Begitu pun Sakti yang turut menyapanya, namun Elvira tidak menggubrisnya sehingga meninggalkan pertanyaan di benak Sakti apa mungkin terjadi sesuatu pada mereka.
Elvira yang kini sudah memasuki lift lalu mengambil ponselnya dan menghubungi seseorang, ia menunggu beberapa saat sampai panggilannya tersambung.
“Mengenai tempat yang sudah saya pesan untuk hari ini, tolong batalkan saja,” pinta Elvira.
“Baik, Bu Elvira,” sahut seseorang di seberang telepon.
...----------------...
Malam harinya saat Elvira baru pulang dari tempat kerjanya, ia mendapati anggota keluarganya termasuk Daffin sudah tampak berkumpul di sebuah ruang keluarga yang berdekatan dengan jalan menuju kamarnya.
Terlihat mereka sedang mengobrol biasa membahas sesuatu layaknya sebuah keluarga pada umumnya.
Elvira tidak berfokus memperhatikan sehingga ia tidak tahu inti dari pembahasan mereka, dan hal itu juga sedang tidak menarik perhatiannya.
“Elvira, kamu baru pulang? Kamu sudah makan malam?” tanya Dewanti penuh perhatian.
“Iya, Oma. Aku sudah makan karena ada kegiatan dari di luar,” jawab Elvira.
“Cepat mandi dulu sana, nanti ikut mengobrol di sini ya,” ajak Dewanti.
“Mm, maaf ya Oma, aku merasa agak lelah dan pusing. Aku akan langsung istirahat saja,” tolak Elvira dengan halus.
“Sayang, apa kamu sakit? Aku antar ke dokter ya?” Daffin terlihat mengkhawatirkannya.
“Tidak perlu, Mas. Aku hanya perlu untuk istirahat, kalian lanjutkan saja mengobrolnya.”
Elvira pun segera permisi untuk terus berjalan menuju kamarnya.
“Sudah lah Daffin, biarkan saja dia.
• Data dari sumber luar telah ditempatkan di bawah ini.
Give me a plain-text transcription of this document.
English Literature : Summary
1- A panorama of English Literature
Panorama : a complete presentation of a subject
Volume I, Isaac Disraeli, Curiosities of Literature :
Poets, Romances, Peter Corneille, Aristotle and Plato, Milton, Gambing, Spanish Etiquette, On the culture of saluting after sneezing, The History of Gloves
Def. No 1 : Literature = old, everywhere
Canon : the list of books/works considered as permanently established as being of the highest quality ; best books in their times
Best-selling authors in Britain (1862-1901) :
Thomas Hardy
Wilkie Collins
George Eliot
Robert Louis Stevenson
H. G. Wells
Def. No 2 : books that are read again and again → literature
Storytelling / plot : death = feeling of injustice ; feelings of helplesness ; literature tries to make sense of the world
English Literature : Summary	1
Dia juga kan yang memilih mau mengurus yayasan, kalau lelah dalam pekerjaan, itu sudah jadi resikonya.” Meisya ikut menyahut menahan Daffin yang hendak menyusul Elvira.
“Iya, Ma.”
“Oh ya, Nevan. Kamu akhir-akhir ini jarang tidur di rumah, apa kamu tidur di apartemen kamu?” tanya Dewanti kepada Nevan yang turut duduk bersama mereka.
“Iya, Oma. Aku sangat menyukai kamarku yang di sana. Pemberian kak Daffin memang tiada duanya,” sahut Nevan memuji kebaikan kakaknya.
“Hmm, tapi tetap saja jauh lebih nyaman tinggal di sini kan? Karena kita bisa berkumpul seperti ini, daripada kamu tinggal di sana sendirian,” ujar Meisya.
“Iya, Mama.” Nevan mengiyakan saja.
“Daffin, bagaimana pekerjaan di kantor? Kamu kan akan ada proyek besar lagi?” tanya Dewanti.
“Iya, Oma. Sejauh ini semuanya berjalan baik tanpa ada kendala,” jawab Daffin.
“Hebat kamu,” puji Dewanti.
“Mama kalau mau memuji putraku, sesekali juga harusnya memuji mamanya dong,” saran Meisya.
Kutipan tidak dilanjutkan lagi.